Le spectre de cette loi forçant le retour au travail des grévistes a inquiété la Chambre des notaires : «… le recours à une loi spéciale si les parties n’en arrivent pas à une entente [dimanche] ne constitue pas une solution, puisqu’elle envenimera le climat de travail et brisera le lien de confiance essentiel entre l’État et ses juristes », a réagi l’ordre professionnel, en exhortant les deux parties à recourir immédiatement à un médiateur neutre et indépendant. Le Barreau du Québec a fait la même recommandation.
 

Les salaires d’abord

Au coeur du litige, il y a justement le mode de négociation des conditions de travail, que LANEQ dit vouloir réformer pour « éviter de se retrouver en confrontation avec le gouvernement chaque fois qu’on a besoin de négocier », selon François Desroches-Lapointe. Or, cette revendication a été éclipsée, au fil des semaines, par les négociations sur les salaires. « La question salariale est revenue sur la table parce qu’à l’arrivée de Pierre Moreau à la table de négociations […], il a dit : “Pour que le gouvernement embarque dans le processus d’évaluation de votre statut, il faut d’abord régler la question salariale” », a affirmé le conseiller syndical.

Pourquoi ? Parce que « la question de la rémunération me semblait être la plus facile à régler », a répondu le ministre. « Ce que LANEQ demandait publiquement, c’était d’avoir la parité [salariale] avec les procureurs de la Couronne. La parité de rémunération. Et j’ai donné l’instruction aux négociateurs du gouvernement de l’offrir. C’est ce qu’on a fait », a-t-il assuré.

Mais deux visions différentes se sont affrontées : pour LANEQ, la hausse salariale de 5,25 % sur cinq ans offerte par Québec ne correspond en rien à la hausse de 10 % sur quatre ans consentie aux procureurs de la Couronne, d’autant que le gouvernement réclamerait aux membres de LANEQ de renoncer à certains avantages contenus dans la convention collective, selon François Desroches-Lapointe. De l’avis du gouvernement, il faut plutôt tenir compte de la rémunération globale, incluant les contributions aux régimes de retraite, et viser la parité de rémunération plutôt que la parité de dépenses pour l’État.

Une petite avancée

 

La seule avancée dans l’unique séance de négociation, qui a eu lieu dimanche, concerne le statut des membres de LANEQ. Tant Québec que le syndicat se sont montrés favorables à la possibilité de soumettre la question de l’indépendance des juristes à un organisme indépendant.

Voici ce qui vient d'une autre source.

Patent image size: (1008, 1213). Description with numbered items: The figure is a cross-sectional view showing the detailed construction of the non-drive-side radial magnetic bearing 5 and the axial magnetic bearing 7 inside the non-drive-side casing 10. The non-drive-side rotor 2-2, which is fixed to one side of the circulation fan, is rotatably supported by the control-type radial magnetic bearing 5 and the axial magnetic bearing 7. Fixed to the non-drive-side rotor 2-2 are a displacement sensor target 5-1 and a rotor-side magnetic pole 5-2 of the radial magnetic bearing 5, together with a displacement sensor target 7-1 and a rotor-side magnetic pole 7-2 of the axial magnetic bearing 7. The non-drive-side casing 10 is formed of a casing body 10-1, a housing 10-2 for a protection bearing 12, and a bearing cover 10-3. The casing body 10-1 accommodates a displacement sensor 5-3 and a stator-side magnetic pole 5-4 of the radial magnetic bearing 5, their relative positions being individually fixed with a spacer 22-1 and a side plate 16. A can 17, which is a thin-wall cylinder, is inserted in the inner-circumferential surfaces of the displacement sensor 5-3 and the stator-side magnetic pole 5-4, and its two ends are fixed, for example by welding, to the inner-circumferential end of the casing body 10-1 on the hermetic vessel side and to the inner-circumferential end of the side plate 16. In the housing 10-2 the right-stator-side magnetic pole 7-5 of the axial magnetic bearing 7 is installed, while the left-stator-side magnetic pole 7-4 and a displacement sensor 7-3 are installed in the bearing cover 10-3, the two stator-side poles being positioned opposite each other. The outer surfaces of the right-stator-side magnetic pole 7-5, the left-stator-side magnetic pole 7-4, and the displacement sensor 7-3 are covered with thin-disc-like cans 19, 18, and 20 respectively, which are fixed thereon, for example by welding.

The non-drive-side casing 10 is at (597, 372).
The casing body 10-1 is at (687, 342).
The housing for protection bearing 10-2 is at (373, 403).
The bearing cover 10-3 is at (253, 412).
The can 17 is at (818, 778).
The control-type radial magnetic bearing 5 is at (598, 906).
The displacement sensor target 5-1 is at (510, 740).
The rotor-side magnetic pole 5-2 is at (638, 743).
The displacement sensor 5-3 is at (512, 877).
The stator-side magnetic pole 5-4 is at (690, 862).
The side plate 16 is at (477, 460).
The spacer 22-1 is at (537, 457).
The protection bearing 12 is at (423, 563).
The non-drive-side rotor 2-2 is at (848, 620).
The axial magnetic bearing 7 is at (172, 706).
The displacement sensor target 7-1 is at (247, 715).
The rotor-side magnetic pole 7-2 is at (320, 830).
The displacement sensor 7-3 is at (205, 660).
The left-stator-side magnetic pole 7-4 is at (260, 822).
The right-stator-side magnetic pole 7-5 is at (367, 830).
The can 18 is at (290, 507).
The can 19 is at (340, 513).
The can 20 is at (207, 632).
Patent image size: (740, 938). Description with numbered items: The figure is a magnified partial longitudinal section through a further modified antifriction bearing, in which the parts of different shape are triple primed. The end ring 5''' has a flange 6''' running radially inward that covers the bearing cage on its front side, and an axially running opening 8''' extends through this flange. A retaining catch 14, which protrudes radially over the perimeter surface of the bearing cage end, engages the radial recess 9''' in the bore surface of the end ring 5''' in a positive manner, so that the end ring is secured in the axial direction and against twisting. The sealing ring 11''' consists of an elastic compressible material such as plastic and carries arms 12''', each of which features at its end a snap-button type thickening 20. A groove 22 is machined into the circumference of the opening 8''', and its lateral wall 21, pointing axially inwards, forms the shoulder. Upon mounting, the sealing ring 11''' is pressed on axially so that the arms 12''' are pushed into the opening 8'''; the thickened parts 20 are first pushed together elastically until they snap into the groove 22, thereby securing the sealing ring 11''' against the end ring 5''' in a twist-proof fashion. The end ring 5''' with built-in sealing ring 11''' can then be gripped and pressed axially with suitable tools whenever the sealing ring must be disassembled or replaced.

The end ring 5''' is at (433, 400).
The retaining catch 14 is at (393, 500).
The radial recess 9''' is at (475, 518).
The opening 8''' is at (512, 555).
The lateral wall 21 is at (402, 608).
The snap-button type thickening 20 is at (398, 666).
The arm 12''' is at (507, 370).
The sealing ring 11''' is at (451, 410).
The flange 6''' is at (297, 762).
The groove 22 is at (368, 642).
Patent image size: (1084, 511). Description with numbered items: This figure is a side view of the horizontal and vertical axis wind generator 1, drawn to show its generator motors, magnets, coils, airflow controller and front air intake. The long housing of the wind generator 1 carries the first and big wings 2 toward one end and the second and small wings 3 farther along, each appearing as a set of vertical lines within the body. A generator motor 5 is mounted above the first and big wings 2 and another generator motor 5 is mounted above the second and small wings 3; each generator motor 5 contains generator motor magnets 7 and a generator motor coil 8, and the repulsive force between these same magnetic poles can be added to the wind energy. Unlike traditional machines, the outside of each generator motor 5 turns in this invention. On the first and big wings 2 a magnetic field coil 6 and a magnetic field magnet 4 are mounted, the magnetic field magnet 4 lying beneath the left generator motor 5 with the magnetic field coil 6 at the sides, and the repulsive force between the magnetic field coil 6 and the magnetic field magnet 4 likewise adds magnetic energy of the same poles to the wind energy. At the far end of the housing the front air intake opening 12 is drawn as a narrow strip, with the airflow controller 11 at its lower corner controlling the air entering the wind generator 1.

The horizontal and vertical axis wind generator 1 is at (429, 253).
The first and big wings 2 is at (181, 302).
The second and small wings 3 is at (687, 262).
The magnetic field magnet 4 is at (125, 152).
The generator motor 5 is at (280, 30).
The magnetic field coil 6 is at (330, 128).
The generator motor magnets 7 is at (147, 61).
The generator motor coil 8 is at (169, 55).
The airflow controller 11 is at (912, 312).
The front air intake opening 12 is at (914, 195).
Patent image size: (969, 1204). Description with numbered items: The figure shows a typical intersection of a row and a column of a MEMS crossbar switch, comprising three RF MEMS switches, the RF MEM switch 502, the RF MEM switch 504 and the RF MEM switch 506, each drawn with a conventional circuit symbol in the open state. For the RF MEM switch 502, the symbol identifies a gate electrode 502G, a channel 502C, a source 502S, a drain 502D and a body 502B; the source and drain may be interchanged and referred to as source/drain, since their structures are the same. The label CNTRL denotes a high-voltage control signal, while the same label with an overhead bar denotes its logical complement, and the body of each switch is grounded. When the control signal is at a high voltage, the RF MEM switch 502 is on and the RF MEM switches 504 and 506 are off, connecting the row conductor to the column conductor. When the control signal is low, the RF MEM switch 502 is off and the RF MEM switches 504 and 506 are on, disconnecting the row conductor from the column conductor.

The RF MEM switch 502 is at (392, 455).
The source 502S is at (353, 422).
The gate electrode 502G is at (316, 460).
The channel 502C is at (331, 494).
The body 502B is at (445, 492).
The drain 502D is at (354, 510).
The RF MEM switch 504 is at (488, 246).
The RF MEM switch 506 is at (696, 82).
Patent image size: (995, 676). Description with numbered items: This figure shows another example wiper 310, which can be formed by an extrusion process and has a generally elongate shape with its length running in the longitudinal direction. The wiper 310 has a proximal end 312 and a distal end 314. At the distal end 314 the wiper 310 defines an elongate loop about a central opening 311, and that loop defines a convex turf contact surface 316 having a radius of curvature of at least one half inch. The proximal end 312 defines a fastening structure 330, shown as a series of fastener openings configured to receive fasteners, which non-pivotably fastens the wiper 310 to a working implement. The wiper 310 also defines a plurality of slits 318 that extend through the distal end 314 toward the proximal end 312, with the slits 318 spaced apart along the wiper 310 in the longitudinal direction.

Les procureurs de la Couronne ont par exemple obtenu la création du Comité de la rémunération des procureurs au terme de la ronde de négociation de 2011. Cette instance indépendante formule des recommandations sur la rémunération des procureurs.

« On ne s’entend pas sur le comité et son mandat », a cependant précisé le ministre Moreau au sujet de ses discussions avec LANEQ. « C’est une petite avancée, c’est la première d’ailleurs, depuis 18 semaines, de la part de LANEQ sur l’aspect de l’établissement d’un forum lié à leur statut. » Même à ce sujet, le syndicat et l’État ne se sont pas entendus. « Il [Pierre Moreau] a dit qu’on avait avancé pour la première fois depuis le début des négociations, ce qui est complètement faux de mon point de vue », a rétorqué François Desroches-Lapointe.

Le conseiller syndical a trouvé un allié chez le député solidaire de Mercier, Amir Khadir. Dans un communiqué publié dimanche, M. Khadir a reproché au gouvernement d’agir « de mauvaise foi ». « Ce gouvernement, fidèle aux habitudes libérales, a certainement rendu un fier service aux amis du pouvoir en leur permettant d’obtenir des millions de dollars en contrats sans surveillance par les avocats et notaires de l’État. La semaine dernière, nous apprenions que 868 millions $ ont été octroyés en contrats sans vérification juridique depuis le début du conflit ! C’est énorme ! » a-t-il réagi. LANEQ soutient que ces contrats, dont la moitié auraient été accordés sans appels d’offres, ont été octroyés sans que l’État québécois ne puisse bénéficier des conseils juridiques de ses avocats et notaires.